Sin embargo, tenemos dos o tres ejemplares, tipo ave, pájaros para ser más explícito, que sulen pedir que sea una chica, y especifican cuál de las chicas. En un rato vendrá un cliente habitual que siemprepide que los masajes o tratamientos se los haga la misma compañera, la más guapa de las dos. Resulta que el tio siempre se queda en bolingas bajo la toalla e intenta levantar una u otra pierna para que mi compi le vea la pirula, empalmada (erecta para eruditos) casi siempre, y ya está. No pasa nada más, por supuesto, porque si así fuera ya le habríamos dado para el pelo. Pues resulta que este cliente reservó ayer su masaje para hoy con mi compi, pero también reservó un masaje especial para espalda que hacemos (es más bien estético que otra cosa) para su mujer y su hija. Lo más curioso es que cuando reserva para su familia, siempre en un momento distinto que él, también solicita que a sus mujercitas las toque una chica. Claro, pensará que los chicos estamos igual de salidos que él.

Yo no se qué buscará. Supongo que excitarse, pero para eso hay lugares más adecuados que un spa, y no me refiero sólo a casas en las que pagas a una mujer para hacer tal o cual cosa. Me refiero a masajes eróticos que no pasan de ahí. Incluso le saldrían más baratos.

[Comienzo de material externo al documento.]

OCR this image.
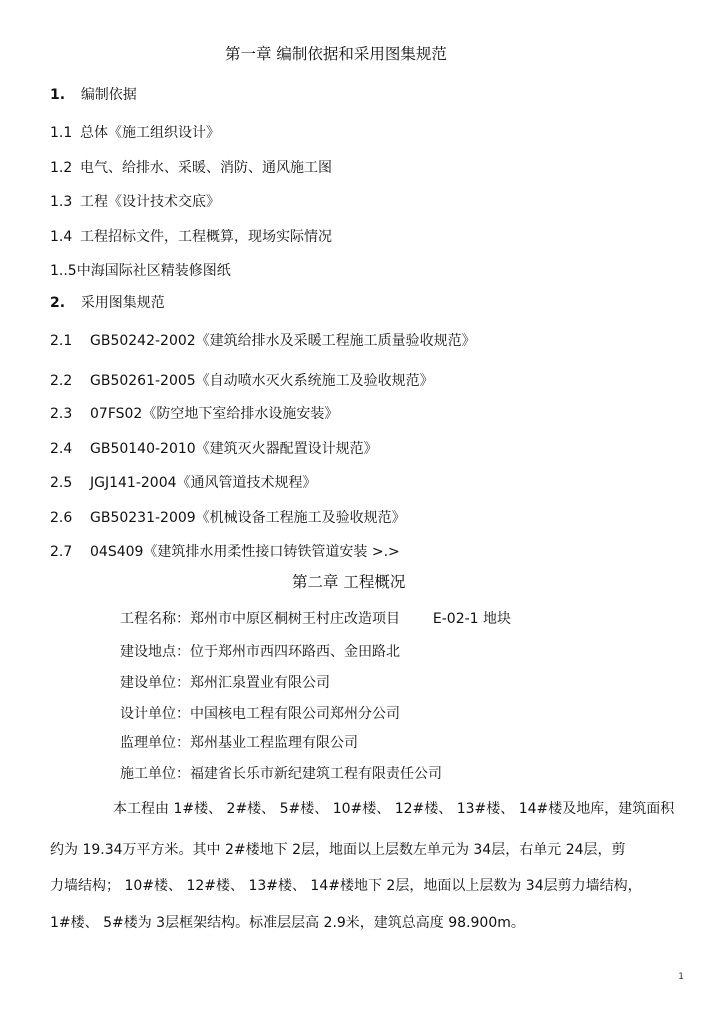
第一章 编制依据和采用图集规范
1. 编制依据
1.1 总体《施工组织设计》
1.2 电气、给排水、采暖、消防、通风施工图
1.3 工程《设计技术交底》
1.4 工程招标文件，工程概算，现场实际情况
1..5中海国际社区精装修图纸
2. 采用图集规范
2.1 GB50242-2002《建筑给排水及采暖工程施工质量验收规范》
2.2 GB50261-2005《自动喷水灭火系统施工及验收规范》
2.3 07FS02《防空地下室给排水设施安装》
2.4 GB50140-2010《建筑灭火器配置设计规范》
2.5 JGJ141-2004《通风管道技术规程》
2.6 GB50231-2009《机械设备工程施工及验收规范》
2.7 04S409《建筑排水用柔性接口铸铁管道安装 >.>
第二章 工程概况
工程名称：郑州市中原区桐树王村庄改造项目 E-02-1 地块
建设地点：位于郑州市西四环路西、金田路北
建设单位：郑州汇泉置业有限公司
设计单位：中国核电工程有限公司郑州分公司
监理单位：郑州基业工程监理有限公司
施工单位：福建省长乐市新纪建筑工程有限责任公司
本工程由 1#楼、 2#楼、 5#楼、 10#楼、 12#楼、 13#楼、 14#楼及地库，建筑面积
约为 19.34万平方米。其中 2#楼地下 2层，地面以上层数左单元为 34层，右单元 24层，剪
力墙结构； 10#楼、 12#楼、 13#楼、 14#楼地下 2层，地面以上层数为 34层剪力墙结构，
1#楼、 5#楼为 3层框架结构。标准层层高 2.9米，建筑总高度 98.900m。
1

Yo tan sólo tengo una admiradora de ese tipo, pero con la salvedad de que ella viene en plan serio, no se insinúa ni nada, hasta ahí podíamos llegar. Se da la circunstancia de que ella es la mujer del Consejero Delegado del Complejo, elegido uno de los mejores resorts de toda Europa. Ella siempre pide que le haga yo los masajes, sobre todo de espalda y relajantes en todo el cuerpo. Si me hace el salto del tigre alguna vez, os lo contaré.

Un día de estos me tenía que tocar con el cliente de esta tarde, le iba a sacar la contractura por el pecho. Mecagoentó.

Esta tarde, por ahora, no hay trabajo. Como sea así, me aburriré como una ostra en mitad del desierto del Gobi ...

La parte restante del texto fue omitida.